6. A method according to Claim 1, wherein said transformation details are calculated by deriving transformation matrices.

7. A method according to Claim 6, wherein said transformation matrices are applied to coordinate locations specified within said graphical entity.

8. Apparatus for processing image data, including means for displaying image frames sequentially to produce a moving clip, comprising defining means for defining a plurality of locations within a first image clip; constructing means for constructing a graphical entity associated with said defined locations; tracking means for tracking said locations over a plurality of frames; and processing means arranged to calculate transformation details applicable to each of said defined locations, and to specify transformations for said locations between adjacent frames, whereafter said calculated transformation details are implemented to transform said graphical entity.

9. Apparatus according to Claim 8, wherein said means for displaying image frames is arranged to display non-compressed broadcast-quality frames at video rate.

10. Apparatus according to Claim 8, wherein said defining means includes a manually operable stylus and a co-operating touch tablet.

11. Apparatus according to Claim 8, wherein said constructing means is arranged to construct a polygonal mesh having a plurality of vertices.

12. Apparatus according to Claim 8, wherein said tracking means is arranged to track locations by comparing pixel difference values within a search region.

13. Apparatus according to Claim 8, wherein said processing means is arranged to calculate transformation details by calculating transformation matrices.
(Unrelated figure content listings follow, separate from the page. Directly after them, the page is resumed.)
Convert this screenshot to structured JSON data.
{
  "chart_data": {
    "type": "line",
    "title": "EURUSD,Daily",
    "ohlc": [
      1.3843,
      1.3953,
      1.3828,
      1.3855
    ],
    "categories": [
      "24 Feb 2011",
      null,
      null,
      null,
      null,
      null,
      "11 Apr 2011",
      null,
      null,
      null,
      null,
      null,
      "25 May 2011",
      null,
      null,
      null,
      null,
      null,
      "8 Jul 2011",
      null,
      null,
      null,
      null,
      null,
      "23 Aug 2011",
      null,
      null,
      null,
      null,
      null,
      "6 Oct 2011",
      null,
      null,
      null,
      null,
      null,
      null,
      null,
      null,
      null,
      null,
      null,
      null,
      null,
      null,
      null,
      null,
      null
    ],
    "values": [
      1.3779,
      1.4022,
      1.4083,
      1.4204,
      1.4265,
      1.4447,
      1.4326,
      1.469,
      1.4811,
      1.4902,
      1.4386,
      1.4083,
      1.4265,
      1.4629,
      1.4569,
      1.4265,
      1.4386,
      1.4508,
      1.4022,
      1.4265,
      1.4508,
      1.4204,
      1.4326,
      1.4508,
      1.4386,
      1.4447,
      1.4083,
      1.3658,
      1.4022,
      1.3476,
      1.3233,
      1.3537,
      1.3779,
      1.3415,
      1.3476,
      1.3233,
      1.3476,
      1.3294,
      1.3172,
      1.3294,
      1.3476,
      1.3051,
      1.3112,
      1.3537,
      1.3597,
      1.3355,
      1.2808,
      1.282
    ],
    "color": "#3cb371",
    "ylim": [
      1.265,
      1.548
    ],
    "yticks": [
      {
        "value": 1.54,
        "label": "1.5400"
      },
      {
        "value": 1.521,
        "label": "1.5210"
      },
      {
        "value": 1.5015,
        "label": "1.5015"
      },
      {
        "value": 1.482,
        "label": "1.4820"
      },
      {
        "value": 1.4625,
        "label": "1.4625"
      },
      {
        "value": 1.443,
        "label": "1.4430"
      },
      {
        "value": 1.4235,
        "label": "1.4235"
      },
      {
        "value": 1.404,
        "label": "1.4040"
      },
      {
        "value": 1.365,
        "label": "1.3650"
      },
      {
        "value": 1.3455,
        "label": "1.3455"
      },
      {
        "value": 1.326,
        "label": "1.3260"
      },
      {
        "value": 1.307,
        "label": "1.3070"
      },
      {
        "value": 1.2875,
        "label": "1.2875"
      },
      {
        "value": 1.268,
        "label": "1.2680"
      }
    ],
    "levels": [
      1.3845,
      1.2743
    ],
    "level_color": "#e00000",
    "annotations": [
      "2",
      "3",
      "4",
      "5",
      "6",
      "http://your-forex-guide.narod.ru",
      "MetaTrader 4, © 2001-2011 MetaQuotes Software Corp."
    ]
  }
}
14. Apparatus according to Claim 13, wherein said processing means is arranged to apply said transformation matrices to coordinate locations specified within said graphical entity.

15. A method of processing image data, in which images are displayed sequentially to produce a moving clip, substantially as herein described with reference to the accompanying drawings.

16. Apparatus for processing image data, including means for displaying image frames sequentially to produce a moving clip, substantially as herein described with reference to the accompanying drawings.